Puisqu’il s’agit du bien-être, du bonheur devenu enfin possible pour tous, on pourrait croire, au premier abord, que, pour une telle œuvre, il y a lieu de compter sur le concours de tous, sans distinction entre les jouissants et les souffrants de l’heure présente, également, quoique à titres divers, intéressés au salut commun. Ainsi le voudrait, en effet, la raison, dont la métaphysique de 1789 avait fait une déesse ; mais la raison ne mène pas plus les hommes que la justice. Ce que l’histoire – à laquelle il nous faut toujours retourner, comme à la grande école – nous enseigne, c’est que les classes privilégiées ne peuvent pas se dégager, sont prisonnières de leurs intérêts immédiats et apparents auxquels elles sacrifient jusqu’aux intérêts réels et durables de leurs membres.
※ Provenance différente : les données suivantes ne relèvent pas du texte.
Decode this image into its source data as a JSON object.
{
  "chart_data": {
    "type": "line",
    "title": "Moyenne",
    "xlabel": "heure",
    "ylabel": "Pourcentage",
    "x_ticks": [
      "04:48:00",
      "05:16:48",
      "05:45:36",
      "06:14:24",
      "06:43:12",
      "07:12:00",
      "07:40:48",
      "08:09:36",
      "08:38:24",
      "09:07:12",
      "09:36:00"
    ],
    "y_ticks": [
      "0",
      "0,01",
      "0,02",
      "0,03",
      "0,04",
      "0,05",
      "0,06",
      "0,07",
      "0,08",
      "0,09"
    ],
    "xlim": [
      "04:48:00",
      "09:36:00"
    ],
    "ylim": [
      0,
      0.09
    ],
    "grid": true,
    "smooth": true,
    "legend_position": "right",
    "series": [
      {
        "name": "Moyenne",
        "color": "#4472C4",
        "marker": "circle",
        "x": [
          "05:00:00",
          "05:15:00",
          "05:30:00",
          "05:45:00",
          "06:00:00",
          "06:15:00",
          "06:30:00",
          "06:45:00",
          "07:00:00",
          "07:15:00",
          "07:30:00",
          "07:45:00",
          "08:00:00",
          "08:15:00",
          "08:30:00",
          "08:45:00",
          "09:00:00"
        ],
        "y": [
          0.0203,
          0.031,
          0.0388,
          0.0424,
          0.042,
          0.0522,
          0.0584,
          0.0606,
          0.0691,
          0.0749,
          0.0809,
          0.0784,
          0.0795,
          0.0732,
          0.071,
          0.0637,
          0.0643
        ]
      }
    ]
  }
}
La noblesse qui, à la fin du XVIII° siècle, était encore propriétaire des deux tiers du sol de la France, avait tout à gagner – je parle des individus qui la composaient – à la révolution en voie d’accomplissement, laquelle, en libérant la propriété de toute redevance, en augmentait considérablement la valeur. « Je remercie l’Assemblée , disait un des grands propriétaires, député à Versailles, de m’avoir donné par son seul arrêté du 4 août, trente mille livres de rente. » Ce qui n’a pas empêché les nobles, en tant qu’ordre ou que classe, de se mettre en travers de la société nouvelle dont ils devaient être les premiers à profiter.

Il n’en saurait être autrement de la classe capitaliste d’aujourd’hui qui, bien qu’appelée à bénéficier autant que la classe prolétarienne de l’avenir collectiviste ou communiste, s’acharne et s’acharnera à la conservation d’un présent dans lequel il n’y a de sécurité pour personne[1] , parce qu’en dehors de la forme dans laquelle elle est habituée à jouir de la vie, elle ne comprend pas la vie. L’expérience nous défend de tabler, de bâtir sur elle, malgré les recrues qu’à titre individuel nous pouvons faire et nous ferons de plus en plus chez elle.

L’expérience nous commande, au contraire, de tout attendre du prolétariat, c’est-à-dire de la classe qui se trouve trop mal du présent régime économique pour ne pas tendre de toutes ses forces à en sortir – et, par suite, à nous en faire sortir.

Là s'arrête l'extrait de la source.